By Sean Radich
Friday, 17 February 2006
I am still wondering if my eyes were deceiving me. Did I really see what I saw? And if so, the result of what I saw is unthinkable…unfathomable. There she was, Lindsey Jacobellis, the golden-haired girl-next-door, comfortably leading the final of the Women’s Snowboardcross by several seconds and with just a hundred metres left to go before she would take certain Gold and the fourth straight win for the USA. But then, coming over the second last drop-off kicker Jacobellis decided that with the Gold just about in the bag, it was the right time to show off to the adoring crowd and cheering teammates. And so, as she floated over the jump her back leg was cocked out and the backside rail grabbed in a classic Method Air, tweaked to the fullest. Wow, that is a cool way to celebrate winning Gold! But, Jacobellis held the tweak too long in that all pervading snowboarder quest for killer style, got the board back down on the snow in time, but landed uncomfortably on the heelside edge…which forced her to crash straight on her back and slide almost off the course. And then from behind, Steve Bradbury style, Switzerland’s Tanja Frieden sped past, saw Jacobellis struggling to get back up, launched over the last jump smoothly and pumped her fists in the air knowing that she had clutched victory from the jaws of defeat, and in doing so, broken the stranglehold the USA has had on snowboarding medals at these Olympics.

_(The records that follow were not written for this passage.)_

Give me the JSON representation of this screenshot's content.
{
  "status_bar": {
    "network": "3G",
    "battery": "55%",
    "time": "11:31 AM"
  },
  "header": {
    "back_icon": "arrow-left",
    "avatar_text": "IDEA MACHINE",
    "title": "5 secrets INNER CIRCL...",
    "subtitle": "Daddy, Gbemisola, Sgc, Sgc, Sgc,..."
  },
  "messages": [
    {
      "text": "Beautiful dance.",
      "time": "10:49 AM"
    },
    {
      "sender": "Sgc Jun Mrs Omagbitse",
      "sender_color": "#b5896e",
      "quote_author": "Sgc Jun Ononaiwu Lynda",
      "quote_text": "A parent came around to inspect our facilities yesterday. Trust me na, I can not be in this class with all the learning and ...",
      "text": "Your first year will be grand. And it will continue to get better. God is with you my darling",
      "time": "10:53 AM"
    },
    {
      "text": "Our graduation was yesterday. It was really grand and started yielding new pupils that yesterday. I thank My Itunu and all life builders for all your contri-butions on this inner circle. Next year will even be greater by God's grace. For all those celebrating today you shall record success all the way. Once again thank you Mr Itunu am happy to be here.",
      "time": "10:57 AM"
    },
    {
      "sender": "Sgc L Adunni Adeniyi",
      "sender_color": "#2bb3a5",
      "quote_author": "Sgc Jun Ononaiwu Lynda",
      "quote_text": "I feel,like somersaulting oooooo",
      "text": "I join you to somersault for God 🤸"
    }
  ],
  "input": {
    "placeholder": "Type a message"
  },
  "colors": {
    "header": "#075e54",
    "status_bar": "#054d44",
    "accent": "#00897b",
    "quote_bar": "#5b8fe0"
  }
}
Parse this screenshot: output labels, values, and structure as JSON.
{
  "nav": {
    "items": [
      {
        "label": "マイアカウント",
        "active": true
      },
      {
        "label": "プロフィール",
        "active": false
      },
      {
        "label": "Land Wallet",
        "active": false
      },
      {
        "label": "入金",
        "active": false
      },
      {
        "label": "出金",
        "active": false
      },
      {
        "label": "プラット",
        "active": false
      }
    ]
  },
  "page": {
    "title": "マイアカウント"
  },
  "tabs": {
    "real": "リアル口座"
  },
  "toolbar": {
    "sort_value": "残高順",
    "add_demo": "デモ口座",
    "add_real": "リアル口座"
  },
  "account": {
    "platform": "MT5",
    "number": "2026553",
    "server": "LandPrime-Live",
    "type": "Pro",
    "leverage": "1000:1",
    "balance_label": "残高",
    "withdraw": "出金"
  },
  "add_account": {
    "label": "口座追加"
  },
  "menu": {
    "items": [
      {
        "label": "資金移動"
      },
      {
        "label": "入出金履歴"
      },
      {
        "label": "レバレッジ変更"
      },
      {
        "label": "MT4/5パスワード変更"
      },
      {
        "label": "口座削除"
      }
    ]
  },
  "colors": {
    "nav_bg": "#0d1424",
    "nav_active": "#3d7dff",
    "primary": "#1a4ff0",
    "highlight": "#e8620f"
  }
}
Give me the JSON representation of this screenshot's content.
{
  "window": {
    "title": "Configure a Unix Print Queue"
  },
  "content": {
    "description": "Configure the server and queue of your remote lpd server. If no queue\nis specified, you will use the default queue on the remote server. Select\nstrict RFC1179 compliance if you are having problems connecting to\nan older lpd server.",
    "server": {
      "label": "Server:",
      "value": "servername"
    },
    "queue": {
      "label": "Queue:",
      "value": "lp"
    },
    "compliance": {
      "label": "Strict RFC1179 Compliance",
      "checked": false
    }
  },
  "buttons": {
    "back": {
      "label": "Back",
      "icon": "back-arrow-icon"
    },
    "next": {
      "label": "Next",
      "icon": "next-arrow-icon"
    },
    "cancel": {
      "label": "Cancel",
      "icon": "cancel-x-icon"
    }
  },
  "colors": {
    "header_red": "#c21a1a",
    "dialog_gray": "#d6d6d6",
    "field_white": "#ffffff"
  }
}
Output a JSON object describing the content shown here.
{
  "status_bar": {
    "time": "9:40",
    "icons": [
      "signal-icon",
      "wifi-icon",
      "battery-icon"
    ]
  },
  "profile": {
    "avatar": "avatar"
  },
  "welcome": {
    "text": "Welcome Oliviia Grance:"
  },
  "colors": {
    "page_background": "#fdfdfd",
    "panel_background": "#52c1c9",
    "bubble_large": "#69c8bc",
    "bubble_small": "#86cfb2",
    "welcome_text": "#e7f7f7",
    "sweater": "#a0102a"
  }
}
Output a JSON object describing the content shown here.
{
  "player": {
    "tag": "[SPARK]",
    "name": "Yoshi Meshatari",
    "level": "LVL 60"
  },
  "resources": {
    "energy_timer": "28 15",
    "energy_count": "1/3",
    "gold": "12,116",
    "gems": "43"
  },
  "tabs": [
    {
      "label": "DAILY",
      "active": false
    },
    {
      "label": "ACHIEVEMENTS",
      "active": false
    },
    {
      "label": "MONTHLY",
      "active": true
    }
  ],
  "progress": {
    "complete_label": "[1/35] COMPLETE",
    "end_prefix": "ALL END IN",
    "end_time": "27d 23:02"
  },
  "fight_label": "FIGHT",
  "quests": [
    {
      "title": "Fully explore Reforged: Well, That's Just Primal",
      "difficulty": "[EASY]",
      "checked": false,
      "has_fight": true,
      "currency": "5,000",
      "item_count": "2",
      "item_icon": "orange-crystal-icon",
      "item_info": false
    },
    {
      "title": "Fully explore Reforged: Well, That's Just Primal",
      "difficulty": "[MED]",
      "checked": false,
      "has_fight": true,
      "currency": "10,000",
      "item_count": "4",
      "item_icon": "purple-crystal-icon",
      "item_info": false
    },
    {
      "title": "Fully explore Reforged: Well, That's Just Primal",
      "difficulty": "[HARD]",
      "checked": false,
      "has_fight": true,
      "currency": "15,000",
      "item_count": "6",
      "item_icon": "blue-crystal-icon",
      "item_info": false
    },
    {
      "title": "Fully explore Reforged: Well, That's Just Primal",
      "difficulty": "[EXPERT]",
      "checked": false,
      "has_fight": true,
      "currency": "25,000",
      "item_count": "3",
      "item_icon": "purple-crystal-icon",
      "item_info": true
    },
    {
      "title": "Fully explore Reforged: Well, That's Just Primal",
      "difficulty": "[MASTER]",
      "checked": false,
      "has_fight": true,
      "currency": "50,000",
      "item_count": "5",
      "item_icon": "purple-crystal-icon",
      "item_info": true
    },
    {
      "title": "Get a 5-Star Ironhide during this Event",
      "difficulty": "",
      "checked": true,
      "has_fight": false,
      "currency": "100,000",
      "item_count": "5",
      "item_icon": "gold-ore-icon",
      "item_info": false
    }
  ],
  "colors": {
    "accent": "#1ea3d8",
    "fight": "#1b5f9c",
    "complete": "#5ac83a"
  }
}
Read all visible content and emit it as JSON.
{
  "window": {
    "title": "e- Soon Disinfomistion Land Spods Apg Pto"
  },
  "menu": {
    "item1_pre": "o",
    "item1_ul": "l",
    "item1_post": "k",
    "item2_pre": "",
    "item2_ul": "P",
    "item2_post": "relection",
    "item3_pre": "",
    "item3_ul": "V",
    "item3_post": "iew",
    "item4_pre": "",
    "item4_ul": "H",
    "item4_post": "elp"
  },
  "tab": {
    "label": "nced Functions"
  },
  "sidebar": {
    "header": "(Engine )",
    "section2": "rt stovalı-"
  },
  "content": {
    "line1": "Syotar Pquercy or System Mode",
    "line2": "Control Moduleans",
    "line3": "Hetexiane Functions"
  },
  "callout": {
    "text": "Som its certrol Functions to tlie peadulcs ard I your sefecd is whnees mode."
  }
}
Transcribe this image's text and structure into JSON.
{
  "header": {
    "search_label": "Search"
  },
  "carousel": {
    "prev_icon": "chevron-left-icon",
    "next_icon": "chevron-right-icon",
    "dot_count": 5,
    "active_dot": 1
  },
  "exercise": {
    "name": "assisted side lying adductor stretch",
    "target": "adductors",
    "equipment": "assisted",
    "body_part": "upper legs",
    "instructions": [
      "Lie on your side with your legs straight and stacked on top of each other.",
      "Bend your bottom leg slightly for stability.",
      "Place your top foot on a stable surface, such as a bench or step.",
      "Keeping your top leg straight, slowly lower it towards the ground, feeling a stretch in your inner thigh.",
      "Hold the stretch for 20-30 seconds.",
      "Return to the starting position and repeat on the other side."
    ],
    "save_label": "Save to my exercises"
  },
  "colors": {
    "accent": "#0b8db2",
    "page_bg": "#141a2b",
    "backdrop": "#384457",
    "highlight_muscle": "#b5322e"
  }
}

The Swiss Team at the bottom of the track went ballistic, and there was a stunned silence among the Americans as Jacobellis limped across the line in second. And over the line in third came Canadian Dominique Maltais who had crashed near the start and also couldn’t believe her luck that she was able to sneak away with bronze. Clearly, Tanja could not believe her golden fortune, and she said that coming into the last corner she was stoked just to get silver, but when she discovered she could win Gold she was ecstatic.
US legend and member of the 1998 Halfpipe Team, Todd Richards has famously said that if you can’t pull a Method Air you don’t yet know how to snowboard. But I don’t think being unable to snowboard is Jacobellis’ problem – she was riding great all day and any other time could tweak out the perfect Meth, but today, something must have gone wrong.
But if the actual Method-Air-to-crash was bizarre enough in itself, the blatant lies that Jacobellis came out with in the post-race press conference had all the snowboarding media shaking their heads with incredulity. Despite persistent questioning from several mainstream and snowboarding media, Jacobellis stuck with the claim that her Method Air so close to the finish line was just a means to stabilise her in the air, because she had been having trouble off that second last jump all day. But she had not pulled a Method of either that jump or any other all day long. And when the two other medallists were questioned if they had had any trouble over that same jump due to its shape, the speed they were travelling or the mystical wind than no-one else in Bardonecchia except Jacobellis seemed to notice, they glanced nervously at Jacobellis before answering “No”. Funny that.
But it was not just untruths coming from Jacobellis herself; her coach Pete Foley backed up her statements by saying, “She just cut an edge. I don’t think she was showing off. She always grabs on the jumps.” But I guess it is the role of a coach to support the team…in whatever way is required, even if it means a little bit of supportive propaganda here and there. Thankfully, I get the feel from the media centre here at Bardonecchia that even the mainstream sports writers, whose closest experience to snowboarding is standing in the press pit at the bottom of the course, can smell the scent of a cover up and their reports should hopefully reflect this.
The final itself was a great example of how that day’s racing had unfolded. Cold temperatures and light snowfall persisted all today, and much more than yesterday the four-woman heats provided lots of “thrills and spills” with several collisions and lead changes. In the final the women pulled out of the gates close together, but not too long afterwards Maltais caught an edge and was thrown almost off the course. Jacobellis thence quickly moved to the lead and about a quarter of the way down Maelle Ricker and Frieden had some light contact between their boards, slowing them down and allowing Jacobellis to increase her lead. In the mad scramble to catch up Ricker pushed too hard and about halfway down the track completely flew off the side of one sharp banked corner and smashed into the second row of protective netting (it was a bit like the great crash of ‘The Hermanator’ two Olympics ago), putting her out of the race for good. By this stage Jacobellis was comfortably in the lead – maybe fifty metres in front – and she had enough time to look back and see how far in front she was. And then after the last corner came that fateful manoeuvre…and that amazing win. And as Frieden said of her win, “It was just amazing. You are never sure until you get to the very end, and this is something that I have learned in (Snowboardcross) races”. I guess this really is an example of “It ain’t over till the fat lady sings!” as I’m sure Steve Bradbury would be willing to tell you.
And in a disappointment to Australasians, both Emily Thomas from Australia and Julianne Bray from New Zealand failed to qualify for the 16-woman finals, placing 21st and 20th respectively based on their qualification times.
Report by Sean Radich in Bardonecchia, Italy.